Any timeline on the next release will help me decide on the next steps. Thank you, I appreciate your help!

azat-badretdin commented 1 year ago

It is still very surprising not to see the gene nucleotide sequence

I am glad we are going to cover this glaring hole as well :-)

aboffin commented 1 year ago

Will the next release also take care of GFF file not having the Protein FASTA ids in the annot.faa as mentioned in issue #226? FWIW I am also very much interested in the quick PGAP annotation mentioned in the same thread.

thibaudnis commented 1 year ago

Hi - thank you for the feedback and requests. The next release will include a fasta of the CDSs , and a fasta of the translated CDSs. We also have a ticket to create an output file that contains the annotation in gff followed by the multifasta of the genomic sequence, which is I think what you are asking about.

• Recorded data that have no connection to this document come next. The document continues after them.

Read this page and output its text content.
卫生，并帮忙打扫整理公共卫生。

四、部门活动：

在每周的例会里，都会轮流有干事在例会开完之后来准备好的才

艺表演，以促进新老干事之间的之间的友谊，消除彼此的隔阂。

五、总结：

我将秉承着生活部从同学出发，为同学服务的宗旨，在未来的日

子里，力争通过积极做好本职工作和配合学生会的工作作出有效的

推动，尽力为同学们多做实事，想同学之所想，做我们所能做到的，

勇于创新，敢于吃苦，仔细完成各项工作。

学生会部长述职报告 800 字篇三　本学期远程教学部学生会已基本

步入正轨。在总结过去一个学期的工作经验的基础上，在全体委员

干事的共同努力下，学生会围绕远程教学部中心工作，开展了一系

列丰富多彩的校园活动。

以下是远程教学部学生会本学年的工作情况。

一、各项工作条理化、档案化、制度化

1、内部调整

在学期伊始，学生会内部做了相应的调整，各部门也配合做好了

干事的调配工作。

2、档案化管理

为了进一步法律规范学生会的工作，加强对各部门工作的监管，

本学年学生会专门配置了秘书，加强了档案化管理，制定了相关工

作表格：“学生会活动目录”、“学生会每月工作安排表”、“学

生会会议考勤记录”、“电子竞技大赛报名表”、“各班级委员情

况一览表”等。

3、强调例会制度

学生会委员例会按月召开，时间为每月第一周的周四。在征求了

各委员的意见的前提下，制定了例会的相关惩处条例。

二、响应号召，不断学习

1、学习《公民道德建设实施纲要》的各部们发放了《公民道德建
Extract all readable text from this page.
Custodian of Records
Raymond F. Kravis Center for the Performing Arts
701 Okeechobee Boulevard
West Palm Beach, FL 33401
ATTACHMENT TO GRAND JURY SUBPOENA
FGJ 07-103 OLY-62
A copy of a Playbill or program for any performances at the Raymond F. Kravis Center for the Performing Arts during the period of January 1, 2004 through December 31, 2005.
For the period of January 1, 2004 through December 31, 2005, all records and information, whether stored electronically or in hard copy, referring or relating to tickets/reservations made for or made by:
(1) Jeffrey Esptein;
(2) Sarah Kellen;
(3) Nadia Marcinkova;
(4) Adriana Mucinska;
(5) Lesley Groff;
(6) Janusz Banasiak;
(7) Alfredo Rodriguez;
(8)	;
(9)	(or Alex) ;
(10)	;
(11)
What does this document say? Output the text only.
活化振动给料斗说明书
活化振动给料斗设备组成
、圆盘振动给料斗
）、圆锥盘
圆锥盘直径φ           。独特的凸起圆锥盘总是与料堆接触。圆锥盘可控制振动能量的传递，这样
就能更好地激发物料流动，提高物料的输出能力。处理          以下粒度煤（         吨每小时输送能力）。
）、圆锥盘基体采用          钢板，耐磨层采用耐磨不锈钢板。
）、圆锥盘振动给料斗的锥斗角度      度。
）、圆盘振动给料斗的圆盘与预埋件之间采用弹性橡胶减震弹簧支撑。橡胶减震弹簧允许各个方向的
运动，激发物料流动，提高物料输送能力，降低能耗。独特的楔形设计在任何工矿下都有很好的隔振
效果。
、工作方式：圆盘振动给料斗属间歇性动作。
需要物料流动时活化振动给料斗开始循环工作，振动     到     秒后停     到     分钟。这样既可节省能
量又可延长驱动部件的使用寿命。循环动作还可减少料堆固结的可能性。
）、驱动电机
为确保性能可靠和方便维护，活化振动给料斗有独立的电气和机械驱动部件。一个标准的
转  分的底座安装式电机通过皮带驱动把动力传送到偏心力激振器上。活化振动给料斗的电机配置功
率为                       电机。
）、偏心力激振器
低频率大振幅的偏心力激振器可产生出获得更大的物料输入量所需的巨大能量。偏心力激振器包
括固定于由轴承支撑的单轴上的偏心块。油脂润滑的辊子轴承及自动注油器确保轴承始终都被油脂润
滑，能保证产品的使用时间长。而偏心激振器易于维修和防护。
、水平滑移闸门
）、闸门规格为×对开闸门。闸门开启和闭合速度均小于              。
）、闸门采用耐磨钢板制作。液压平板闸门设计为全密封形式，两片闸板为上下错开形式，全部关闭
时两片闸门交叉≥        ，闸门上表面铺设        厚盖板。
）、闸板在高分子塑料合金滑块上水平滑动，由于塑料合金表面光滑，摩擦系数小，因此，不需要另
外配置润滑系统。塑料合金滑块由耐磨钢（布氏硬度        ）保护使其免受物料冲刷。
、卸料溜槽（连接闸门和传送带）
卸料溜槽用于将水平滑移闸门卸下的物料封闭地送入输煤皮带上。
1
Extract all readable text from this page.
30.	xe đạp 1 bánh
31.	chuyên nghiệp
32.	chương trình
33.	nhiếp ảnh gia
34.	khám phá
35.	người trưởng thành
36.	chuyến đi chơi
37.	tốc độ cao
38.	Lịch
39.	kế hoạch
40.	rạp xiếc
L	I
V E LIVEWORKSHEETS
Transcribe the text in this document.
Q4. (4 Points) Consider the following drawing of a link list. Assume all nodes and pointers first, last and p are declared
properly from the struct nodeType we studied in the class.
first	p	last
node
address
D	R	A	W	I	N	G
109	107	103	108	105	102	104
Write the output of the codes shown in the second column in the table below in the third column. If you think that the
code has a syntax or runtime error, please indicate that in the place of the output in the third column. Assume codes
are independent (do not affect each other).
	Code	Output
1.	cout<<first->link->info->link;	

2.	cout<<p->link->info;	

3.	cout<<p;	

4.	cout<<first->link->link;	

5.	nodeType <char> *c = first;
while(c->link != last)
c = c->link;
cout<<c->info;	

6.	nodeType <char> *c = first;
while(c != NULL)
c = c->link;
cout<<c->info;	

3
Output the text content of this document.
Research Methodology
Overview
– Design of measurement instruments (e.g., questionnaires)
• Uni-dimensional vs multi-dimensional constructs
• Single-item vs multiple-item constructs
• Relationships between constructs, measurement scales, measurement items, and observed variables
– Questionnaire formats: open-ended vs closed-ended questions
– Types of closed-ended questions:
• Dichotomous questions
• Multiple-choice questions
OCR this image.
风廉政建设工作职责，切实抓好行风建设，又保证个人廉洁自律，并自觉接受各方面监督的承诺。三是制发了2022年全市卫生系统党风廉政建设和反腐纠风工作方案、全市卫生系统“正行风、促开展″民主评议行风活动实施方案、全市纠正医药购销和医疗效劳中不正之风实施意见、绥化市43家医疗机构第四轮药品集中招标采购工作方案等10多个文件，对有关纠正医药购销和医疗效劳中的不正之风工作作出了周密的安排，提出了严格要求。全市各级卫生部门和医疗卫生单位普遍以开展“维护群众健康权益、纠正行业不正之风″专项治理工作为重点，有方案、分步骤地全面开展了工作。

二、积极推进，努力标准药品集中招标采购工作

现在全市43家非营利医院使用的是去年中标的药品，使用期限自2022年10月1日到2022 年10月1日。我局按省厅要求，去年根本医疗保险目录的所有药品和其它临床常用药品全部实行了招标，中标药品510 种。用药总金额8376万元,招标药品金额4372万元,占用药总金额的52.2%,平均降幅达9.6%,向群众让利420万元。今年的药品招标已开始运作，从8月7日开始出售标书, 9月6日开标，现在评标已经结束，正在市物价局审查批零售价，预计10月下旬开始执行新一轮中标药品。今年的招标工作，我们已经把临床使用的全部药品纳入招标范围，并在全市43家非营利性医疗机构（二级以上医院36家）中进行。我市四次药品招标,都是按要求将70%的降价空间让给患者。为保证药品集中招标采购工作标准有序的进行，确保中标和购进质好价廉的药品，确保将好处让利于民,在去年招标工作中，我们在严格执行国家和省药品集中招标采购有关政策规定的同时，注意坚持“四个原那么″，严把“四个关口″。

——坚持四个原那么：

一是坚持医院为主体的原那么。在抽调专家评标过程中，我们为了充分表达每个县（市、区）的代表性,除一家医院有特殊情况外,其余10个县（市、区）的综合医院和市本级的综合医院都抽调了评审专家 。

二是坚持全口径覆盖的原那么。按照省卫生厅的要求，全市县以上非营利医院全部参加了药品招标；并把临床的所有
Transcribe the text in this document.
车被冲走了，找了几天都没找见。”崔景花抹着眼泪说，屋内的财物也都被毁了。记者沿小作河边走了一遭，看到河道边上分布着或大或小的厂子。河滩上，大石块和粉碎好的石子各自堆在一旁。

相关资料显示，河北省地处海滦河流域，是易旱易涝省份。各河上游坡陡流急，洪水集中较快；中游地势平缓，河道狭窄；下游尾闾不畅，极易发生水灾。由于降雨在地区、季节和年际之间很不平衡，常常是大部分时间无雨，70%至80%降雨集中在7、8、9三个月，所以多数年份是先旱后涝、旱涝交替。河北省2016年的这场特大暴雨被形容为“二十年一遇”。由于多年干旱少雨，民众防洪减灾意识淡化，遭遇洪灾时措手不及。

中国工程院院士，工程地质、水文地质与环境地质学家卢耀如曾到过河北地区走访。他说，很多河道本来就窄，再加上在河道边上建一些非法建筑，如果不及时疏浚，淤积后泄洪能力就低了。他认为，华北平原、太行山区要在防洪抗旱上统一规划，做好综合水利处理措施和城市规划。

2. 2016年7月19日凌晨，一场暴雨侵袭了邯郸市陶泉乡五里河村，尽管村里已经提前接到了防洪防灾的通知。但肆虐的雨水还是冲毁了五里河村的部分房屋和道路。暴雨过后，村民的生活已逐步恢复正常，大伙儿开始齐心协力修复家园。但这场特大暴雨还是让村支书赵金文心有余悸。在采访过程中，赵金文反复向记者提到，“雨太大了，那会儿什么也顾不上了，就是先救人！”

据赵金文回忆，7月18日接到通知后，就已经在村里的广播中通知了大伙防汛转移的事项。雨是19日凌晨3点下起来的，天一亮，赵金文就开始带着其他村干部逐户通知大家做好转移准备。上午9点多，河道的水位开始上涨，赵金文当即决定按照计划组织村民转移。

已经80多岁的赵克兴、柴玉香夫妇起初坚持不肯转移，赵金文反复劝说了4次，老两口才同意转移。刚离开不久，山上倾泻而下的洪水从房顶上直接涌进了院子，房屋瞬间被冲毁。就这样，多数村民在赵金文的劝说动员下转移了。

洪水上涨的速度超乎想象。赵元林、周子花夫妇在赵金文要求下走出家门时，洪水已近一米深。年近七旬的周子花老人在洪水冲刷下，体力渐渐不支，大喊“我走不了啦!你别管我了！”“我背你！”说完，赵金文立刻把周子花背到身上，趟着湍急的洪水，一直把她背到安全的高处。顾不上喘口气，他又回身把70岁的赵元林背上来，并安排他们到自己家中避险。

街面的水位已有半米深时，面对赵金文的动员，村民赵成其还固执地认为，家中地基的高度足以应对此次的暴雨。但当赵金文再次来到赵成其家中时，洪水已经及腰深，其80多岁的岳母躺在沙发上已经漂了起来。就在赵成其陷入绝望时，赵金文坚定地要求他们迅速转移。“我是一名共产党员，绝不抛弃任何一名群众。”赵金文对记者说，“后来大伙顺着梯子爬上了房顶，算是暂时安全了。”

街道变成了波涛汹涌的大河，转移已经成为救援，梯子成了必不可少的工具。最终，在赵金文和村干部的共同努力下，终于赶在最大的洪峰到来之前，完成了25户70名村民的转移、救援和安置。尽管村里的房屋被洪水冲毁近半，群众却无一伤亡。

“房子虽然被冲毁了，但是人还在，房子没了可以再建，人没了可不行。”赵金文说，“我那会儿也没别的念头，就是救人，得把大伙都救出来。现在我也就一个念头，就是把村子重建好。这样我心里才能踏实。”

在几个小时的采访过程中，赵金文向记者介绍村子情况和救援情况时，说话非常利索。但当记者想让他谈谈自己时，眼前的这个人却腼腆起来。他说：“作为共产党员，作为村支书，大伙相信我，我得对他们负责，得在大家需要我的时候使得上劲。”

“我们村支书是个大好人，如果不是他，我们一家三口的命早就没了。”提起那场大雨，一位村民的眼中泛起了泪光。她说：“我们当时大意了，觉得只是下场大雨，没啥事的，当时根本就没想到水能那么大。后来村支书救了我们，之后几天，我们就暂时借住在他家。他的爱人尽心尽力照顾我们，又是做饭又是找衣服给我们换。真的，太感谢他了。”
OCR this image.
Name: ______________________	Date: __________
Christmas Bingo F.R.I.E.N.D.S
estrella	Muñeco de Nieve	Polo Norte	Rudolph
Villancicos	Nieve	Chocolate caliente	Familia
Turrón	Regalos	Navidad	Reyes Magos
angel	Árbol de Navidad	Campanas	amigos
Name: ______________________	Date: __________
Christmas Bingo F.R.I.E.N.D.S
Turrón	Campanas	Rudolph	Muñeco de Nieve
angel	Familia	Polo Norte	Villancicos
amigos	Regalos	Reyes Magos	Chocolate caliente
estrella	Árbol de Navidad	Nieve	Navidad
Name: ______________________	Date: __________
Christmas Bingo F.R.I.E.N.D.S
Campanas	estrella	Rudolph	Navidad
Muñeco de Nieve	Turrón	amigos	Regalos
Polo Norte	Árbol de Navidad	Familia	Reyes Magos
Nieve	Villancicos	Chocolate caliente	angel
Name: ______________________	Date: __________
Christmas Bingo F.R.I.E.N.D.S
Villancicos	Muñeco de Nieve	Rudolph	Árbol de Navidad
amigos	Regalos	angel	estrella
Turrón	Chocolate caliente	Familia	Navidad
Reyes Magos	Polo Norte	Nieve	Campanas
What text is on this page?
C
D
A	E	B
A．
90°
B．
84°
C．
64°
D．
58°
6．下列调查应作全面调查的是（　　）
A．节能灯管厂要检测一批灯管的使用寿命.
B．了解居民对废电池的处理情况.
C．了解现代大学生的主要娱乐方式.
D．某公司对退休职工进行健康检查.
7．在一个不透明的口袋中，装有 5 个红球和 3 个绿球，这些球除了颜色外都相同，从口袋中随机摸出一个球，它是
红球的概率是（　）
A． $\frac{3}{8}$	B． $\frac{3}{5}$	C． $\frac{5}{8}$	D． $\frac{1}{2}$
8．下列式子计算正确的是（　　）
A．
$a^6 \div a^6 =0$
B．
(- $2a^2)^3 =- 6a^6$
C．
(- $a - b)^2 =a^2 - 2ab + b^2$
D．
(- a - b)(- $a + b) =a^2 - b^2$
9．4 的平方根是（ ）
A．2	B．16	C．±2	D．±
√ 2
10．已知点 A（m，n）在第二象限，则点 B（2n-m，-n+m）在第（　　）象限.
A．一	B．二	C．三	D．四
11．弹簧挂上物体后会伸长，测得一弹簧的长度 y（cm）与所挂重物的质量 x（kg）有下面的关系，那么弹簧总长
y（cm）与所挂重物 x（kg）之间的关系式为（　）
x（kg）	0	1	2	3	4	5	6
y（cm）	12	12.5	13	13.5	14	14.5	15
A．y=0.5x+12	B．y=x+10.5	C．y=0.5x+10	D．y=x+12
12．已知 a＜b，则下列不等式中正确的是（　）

azat-badretdin commented 1 year ago

@aboffin Senthil, are you interested in trying Roary? You enthusiastically reacted to Françoise's comment announcing our plans to add "gff followed by the multifasta of the genomic sequence". If you are, indeed, interested in this application, feel free to try our sample input to Roary attached to #226

aboffin commented 1 year ago

@azat-badretdin Hi Azat, thank you for the message. My enthusiasm was for the nucleotide CDS in the next release! 😄 I am sorry, I am unable to test Roary at the moment.

Edited to add: I asked about the GFF file since I am interested in reconciling nucleotide CDS headers and amino acid CDS headers for the same genome. In that thread it was mentioned that the protein FASTA headers and the one in the GFF files seem to differ. Sorry for any confusion.